Сверхчеловек. Она вспомнила слова Мориса: «С этим человеком не все в порядке. Неужели ты не чувствуешь дьявола за его спиной?»

Сара взглянула в лицо Габриелю, задержавшись на его глазах, но и в их сумрачной глубине не увидела зла, только любовь и сострадание.

— Что с тобой, дорогая? — настаивал он. — Что тебя тревожит?

— Этот человек… ты сломал ему запястье так легко, словно щепку.

— Я был зол.

Сара покачала головой:

— Нет, в этом было что-то еще…

— Что ты хочешь сказать?

— Я не знаю. Это… было так ужасно.

— Прости, ты не должна была это видеть. — Наклонившись, он провел по ее щеке костяшками согнутых пальцев. — Тебе надо уснуть, Сара. Никаких вопросов сегодня, дорогая. Тебе нужно отдохнуть.

— Но…

Он поймал ее взгляд и удержал его.

— Ты устала, Сара-Джейн, — заговорил он голосом низким и гипнотическим. — Засыпай. Мы поговорим обо всем этом завтра.

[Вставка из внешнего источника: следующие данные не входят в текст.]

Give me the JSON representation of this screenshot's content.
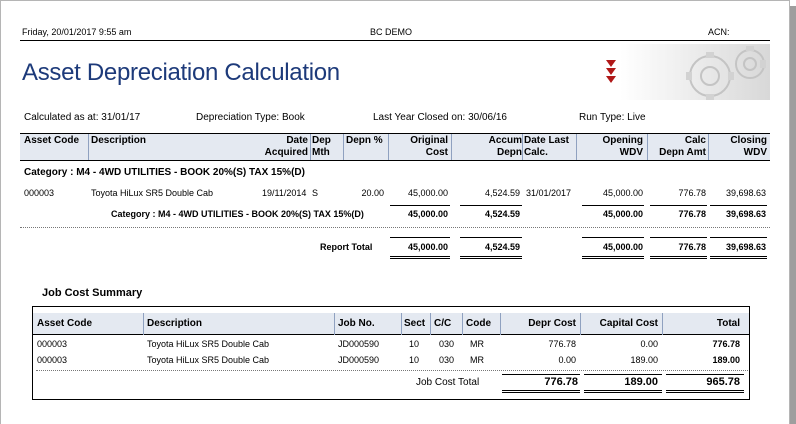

— Завтра… — покорно повторила она, и ее веки сомкнулись. Она заснула.

Он сидел рядом с ней так долго, как только мог себе позволить, а под утро направился домой.

Морис поджидал в потемках, сгоя через дорогу напротив дома Сары, Он слышал, как городские часы пробили вдали пять ударов.

Подрагивая от холода, он прыгнул в седло, радуясь, что не забыл надеть перчатки.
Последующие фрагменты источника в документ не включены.